I pulled out the heraldic bend that Simon had given me in Calais and placed it on the table. “This fell from the arm of one of Gloucester’s men on the quay at Dunkirk. It appears the duke has been selling saltpetre to the French along the Flemish coast, with the aid of William Snell, king’s armorer. I believe as well that Snell has commissioned a new sort of handgonne with the same purpose in mind. The duke’s men are responsible for another massacre in the Pale. Desurennes, a market town. They used small guns.” I told him what I had learned from Simon about the gunpowder smuggling, and what the girl Iseult had said to me in Desurennes. Remember the swans.

“Why are you bringing this to me?” Brembre said. The mayor examined the bend, fingering the duke’s embroidered badge.

A question I had expected. “I intended to bring it to Edmund Rune and the chancellor, though with the recent impeachment the earl is no longer in power-and I don’t imagine the new chancellor would look kindly on an accusation of this sort against his chief supporter among the lords. But you are now one of the king’s most powerful allies in the realm, Lord Mayor. You alone have the means of bringing this before the king and forcing his hand against Gloucester.”

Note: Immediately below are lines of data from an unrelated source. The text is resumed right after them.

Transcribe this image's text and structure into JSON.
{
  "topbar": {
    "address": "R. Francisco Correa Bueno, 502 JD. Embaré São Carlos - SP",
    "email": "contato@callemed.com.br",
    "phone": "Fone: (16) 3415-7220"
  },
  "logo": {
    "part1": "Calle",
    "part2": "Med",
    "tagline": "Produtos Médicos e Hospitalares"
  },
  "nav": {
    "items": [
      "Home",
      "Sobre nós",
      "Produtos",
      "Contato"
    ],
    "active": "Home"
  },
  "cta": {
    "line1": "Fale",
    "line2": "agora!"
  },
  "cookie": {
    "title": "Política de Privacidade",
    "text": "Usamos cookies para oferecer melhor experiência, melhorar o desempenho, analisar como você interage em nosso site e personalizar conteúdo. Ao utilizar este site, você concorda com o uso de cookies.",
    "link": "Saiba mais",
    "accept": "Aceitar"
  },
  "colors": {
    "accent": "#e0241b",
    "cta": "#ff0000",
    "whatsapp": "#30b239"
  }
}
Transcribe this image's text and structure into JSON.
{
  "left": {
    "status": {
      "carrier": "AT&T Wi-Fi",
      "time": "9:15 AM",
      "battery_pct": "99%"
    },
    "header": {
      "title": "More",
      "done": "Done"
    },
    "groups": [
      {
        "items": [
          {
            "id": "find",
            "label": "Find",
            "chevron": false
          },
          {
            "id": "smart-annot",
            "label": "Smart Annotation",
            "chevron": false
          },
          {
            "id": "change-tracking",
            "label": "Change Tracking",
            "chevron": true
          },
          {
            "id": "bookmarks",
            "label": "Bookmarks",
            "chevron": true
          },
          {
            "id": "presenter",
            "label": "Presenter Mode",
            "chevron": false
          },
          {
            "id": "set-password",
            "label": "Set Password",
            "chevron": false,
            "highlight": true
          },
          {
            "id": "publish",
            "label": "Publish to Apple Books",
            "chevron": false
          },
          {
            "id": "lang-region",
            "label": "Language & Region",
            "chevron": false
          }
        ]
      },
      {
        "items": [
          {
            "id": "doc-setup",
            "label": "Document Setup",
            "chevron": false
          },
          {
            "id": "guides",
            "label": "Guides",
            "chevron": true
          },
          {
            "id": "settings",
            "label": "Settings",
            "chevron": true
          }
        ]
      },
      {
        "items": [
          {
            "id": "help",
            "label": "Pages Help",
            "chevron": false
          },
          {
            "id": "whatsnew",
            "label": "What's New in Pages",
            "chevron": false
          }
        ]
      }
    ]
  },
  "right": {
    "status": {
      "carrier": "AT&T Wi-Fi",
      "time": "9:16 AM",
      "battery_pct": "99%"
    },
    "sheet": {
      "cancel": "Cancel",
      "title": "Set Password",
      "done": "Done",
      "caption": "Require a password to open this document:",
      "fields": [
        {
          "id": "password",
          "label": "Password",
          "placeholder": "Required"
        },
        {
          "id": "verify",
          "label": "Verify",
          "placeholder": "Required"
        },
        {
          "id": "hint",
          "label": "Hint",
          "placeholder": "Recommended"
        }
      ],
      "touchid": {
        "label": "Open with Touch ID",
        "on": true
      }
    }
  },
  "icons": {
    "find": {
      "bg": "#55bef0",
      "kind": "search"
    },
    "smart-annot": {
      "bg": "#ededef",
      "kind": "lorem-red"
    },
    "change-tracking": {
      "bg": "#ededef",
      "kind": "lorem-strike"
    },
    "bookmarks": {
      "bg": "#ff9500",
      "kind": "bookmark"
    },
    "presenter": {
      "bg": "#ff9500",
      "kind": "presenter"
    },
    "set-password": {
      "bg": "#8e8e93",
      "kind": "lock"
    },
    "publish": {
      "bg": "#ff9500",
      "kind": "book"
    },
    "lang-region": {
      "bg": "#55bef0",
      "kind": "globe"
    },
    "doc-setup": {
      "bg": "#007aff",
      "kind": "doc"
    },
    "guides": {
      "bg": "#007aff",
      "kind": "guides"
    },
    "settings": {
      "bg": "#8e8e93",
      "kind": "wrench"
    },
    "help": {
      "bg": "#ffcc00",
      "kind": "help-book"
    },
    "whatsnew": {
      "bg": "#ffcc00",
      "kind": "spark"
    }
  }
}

“Perhaps,” said Brembre, sounding dubious. “Yet Gloucester and his allies want war, and soon. The duke knows my counsel and the chancellor’s has been against his own. And he’s punishing me for it, the wily hare. My men beaten and harassed, my merchant ships and warehouses torched to the ground”-here he gestured to Rykener’s confession-“my letters and muniments intercepted and stolen. And the greatest insult of all: a pile of bodies in my privy channels, shot up with these handgonnes or hacked to death. Gloucester has been acting with impunity in London, and believes I will do nothing to stop him, not with this whore’s interrogation in his hands. So he lords it about the city as if he, Thomas of Woodstock, were the mayor rather than Nicholas Brembre.”

Or Nicholas Exton, I silently reminded him-though everyone believed Exton’s mayoralty would be a continuation of Brembre’s, with a transition in name only.

“The Duke of Gloucester, leaving his spoor everywhere he goes,” I said.

Brembre looked up, his eyes darkened. “I will have Gloucester’s men rounded up, then, as many as we can find within the walls.”

“There may be a better way, Lord Mayor,” I said.

He waited.

“I have found Peter Norris’s witness.”

He sniffed.

“The witness whose identity you refused to learn before putting Norris to death,” I said. “It is Norris’s son, Lord Mayor.”